2. Portfolio Consistency


we examined the consistency of the portfolio with stock relationships (including both long- and short-term relations) , as illustrated in figures above, to investigate the contribution of relationships between stocks to portfolio decision-making. Figure (a) represents the quantity of pairs of stocks that have a relationship on investment days and both appear in the portfolio; both axes represent stocks. It can be observed that the majority of stocks in the portfolio have associated stocks, indicating that stock relations are important factors in the model's portfolio decision-making. However, this selection is not arbitrary. The model needs to choose a small subset of associated stocks with investment potential from the vast and complex network of stock relationships each day. Figure (b) provides statistics on the cumulative quantity of consistent and inconsistent portfolio-stock relations over the test period of one year.
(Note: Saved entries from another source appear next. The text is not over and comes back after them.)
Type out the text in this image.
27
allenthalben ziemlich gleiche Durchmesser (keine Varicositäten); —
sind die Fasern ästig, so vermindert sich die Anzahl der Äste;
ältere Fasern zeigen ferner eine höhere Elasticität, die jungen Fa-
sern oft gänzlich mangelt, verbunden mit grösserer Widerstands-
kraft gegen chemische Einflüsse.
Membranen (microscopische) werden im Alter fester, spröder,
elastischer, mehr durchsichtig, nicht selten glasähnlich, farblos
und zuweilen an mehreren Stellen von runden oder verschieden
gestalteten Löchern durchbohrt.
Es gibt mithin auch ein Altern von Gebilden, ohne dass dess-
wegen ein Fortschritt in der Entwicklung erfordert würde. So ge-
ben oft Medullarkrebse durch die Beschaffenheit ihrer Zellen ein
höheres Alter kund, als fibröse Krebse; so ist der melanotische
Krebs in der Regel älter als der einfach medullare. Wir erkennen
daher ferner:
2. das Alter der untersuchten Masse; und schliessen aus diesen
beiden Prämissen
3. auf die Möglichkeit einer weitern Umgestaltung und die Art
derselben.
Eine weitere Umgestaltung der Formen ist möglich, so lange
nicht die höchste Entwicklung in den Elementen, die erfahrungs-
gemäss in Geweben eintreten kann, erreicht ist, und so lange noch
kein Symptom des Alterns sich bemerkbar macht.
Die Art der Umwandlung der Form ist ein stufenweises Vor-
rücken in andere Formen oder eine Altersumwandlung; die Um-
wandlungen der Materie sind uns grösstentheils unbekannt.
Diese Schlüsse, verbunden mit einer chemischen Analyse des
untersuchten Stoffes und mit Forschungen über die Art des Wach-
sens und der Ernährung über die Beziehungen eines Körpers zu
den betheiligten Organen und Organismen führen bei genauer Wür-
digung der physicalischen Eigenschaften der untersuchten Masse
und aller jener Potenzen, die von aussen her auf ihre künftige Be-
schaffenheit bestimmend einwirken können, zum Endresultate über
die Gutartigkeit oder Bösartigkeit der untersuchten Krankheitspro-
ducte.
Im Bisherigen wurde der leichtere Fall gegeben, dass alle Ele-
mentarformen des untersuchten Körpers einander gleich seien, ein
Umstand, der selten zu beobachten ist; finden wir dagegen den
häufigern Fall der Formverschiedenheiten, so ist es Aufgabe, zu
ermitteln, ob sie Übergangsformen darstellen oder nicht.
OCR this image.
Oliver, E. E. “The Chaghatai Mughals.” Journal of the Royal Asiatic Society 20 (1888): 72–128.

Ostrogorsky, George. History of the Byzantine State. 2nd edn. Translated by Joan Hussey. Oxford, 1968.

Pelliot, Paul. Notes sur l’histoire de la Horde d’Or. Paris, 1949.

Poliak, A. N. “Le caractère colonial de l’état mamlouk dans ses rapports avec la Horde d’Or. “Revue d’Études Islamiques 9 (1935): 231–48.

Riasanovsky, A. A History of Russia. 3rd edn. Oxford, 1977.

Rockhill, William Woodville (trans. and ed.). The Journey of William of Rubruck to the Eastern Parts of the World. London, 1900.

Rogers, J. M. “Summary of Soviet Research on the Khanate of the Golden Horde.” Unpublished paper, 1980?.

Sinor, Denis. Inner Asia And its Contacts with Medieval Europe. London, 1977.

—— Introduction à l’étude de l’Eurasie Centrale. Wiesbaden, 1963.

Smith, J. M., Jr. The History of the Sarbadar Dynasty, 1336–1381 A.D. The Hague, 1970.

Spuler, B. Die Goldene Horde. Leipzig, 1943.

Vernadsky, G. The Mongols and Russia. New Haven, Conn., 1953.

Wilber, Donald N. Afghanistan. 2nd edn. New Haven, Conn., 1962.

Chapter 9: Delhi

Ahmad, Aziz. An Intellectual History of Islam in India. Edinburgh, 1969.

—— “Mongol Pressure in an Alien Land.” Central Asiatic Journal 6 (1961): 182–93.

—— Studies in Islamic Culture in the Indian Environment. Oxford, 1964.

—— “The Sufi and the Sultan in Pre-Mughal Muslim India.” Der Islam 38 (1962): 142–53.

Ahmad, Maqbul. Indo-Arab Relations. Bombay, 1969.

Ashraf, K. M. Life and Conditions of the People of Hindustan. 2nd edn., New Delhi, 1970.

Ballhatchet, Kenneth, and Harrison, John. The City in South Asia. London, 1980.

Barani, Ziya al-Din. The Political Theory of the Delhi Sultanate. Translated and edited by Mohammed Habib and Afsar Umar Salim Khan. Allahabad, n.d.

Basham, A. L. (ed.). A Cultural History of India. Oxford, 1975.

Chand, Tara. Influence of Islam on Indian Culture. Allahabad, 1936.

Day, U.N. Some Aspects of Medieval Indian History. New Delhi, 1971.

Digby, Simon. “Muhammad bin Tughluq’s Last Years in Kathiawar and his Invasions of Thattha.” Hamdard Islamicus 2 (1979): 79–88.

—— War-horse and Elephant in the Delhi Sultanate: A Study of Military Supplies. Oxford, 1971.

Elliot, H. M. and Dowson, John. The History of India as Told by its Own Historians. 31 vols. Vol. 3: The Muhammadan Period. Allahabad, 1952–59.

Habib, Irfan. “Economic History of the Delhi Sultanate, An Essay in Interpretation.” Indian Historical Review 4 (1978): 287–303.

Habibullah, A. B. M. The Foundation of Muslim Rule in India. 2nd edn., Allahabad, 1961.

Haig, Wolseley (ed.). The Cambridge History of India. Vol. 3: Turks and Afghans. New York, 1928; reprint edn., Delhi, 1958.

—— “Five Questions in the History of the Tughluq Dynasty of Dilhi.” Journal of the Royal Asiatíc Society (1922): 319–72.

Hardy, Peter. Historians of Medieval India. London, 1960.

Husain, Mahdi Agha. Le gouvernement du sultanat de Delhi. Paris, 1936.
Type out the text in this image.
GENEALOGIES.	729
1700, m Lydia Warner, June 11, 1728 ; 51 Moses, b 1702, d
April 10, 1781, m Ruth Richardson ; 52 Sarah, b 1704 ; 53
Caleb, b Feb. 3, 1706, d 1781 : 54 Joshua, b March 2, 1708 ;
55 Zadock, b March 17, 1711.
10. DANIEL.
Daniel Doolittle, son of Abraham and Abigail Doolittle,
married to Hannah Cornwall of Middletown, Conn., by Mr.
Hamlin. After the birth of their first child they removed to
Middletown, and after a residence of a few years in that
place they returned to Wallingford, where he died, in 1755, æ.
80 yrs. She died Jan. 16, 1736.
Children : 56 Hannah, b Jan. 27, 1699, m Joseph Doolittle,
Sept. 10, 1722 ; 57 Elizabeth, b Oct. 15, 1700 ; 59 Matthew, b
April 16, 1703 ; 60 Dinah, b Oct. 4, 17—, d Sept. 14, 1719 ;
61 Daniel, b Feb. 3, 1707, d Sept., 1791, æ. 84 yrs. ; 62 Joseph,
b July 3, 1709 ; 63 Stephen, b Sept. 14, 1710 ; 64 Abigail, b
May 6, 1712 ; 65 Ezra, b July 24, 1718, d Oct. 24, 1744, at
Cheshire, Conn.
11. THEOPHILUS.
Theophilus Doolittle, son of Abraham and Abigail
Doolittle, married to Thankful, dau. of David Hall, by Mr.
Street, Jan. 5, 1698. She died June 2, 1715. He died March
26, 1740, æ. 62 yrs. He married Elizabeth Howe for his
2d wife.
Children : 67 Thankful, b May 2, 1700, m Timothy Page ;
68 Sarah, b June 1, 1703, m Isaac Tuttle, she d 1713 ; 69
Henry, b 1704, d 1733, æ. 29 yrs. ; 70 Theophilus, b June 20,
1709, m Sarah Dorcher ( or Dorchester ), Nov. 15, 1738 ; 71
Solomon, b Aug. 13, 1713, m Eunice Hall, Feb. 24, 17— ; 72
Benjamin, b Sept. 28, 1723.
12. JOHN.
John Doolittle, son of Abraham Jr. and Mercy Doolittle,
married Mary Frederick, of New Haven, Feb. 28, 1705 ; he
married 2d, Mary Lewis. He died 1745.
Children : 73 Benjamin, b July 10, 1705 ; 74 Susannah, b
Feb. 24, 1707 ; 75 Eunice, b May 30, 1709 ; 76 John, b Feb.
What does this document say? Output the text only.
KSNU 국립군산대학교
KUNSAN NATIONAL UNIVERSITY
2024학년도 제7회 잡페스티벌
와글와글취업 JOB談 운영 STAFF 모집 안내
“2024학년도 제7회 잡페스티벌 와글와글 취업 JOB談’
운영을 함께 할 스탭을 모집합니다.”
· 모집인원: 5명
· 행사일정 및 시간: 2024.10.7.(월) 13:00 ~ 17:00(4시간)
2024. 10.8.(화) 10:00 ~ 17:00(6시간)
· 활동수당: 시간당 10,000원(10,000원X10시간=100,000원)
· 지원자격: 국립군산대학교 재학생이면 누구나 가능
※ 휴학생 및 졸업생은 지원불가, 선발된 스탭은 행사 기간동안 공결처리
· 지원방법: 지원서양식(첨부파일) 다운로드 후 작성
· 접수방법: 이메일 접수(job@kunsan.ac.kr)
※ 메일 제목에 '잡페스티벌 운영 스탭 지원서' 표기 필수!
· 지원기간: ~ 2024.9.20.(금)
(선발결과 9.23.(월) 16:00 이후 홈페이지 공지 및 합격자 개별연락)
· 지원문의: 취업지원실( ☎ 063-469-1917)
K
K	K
The orange curve represents the quantity of stocks with relations in the portfolio, while the blue curve represents the quantity of stocks without relations in the portfolio. From the quantity perspective, it is evident that the stocks selected in the model's investment decisions are mostly those with relations. Both long-term and short-term relations between stocks contribute positively to the model's effectiveness, guiding the model's portfolio decision-making.

3. Parameter Sensitivity


we analyse the experimental results of parameter sensitivity on the portfolio management task on SSE50 dataset with various parameters in Figures above. According to Figure (a), it is shown that the performance of our model progresses with the increase of length of the look-back window. However, after peaking at 20, the model starts to fluctuate and degrade, since too long window leads to redundant useless information and too short window leads to inadequate useful information. Moreover, the length of the window directly determines the training cost, which is also a significant consideration factor. According to Figure (b), the performance of our model steadily improves with the increase of the number of attention heads, with the peak of 8. Because an appropriate number of attention heads can facilitate the extraction of sequential information for the model. According to Figure (c), we can observe that the performance of our model increases as the the dimension of hidden embedding increases, with the best dimension being 128. Continuing to increase the dimension won't bring more benefit to the model, since keep increasing the dimension will lead to high risks of overfitting, causing sub-optimal performance. According to Figure (d), the most suitable number of Agent head layers is 8, and increasing or decreasing the number will both cause the model deterioration. This is because Agent-head needs a suitable number of layers to balance the information gain and noise generation.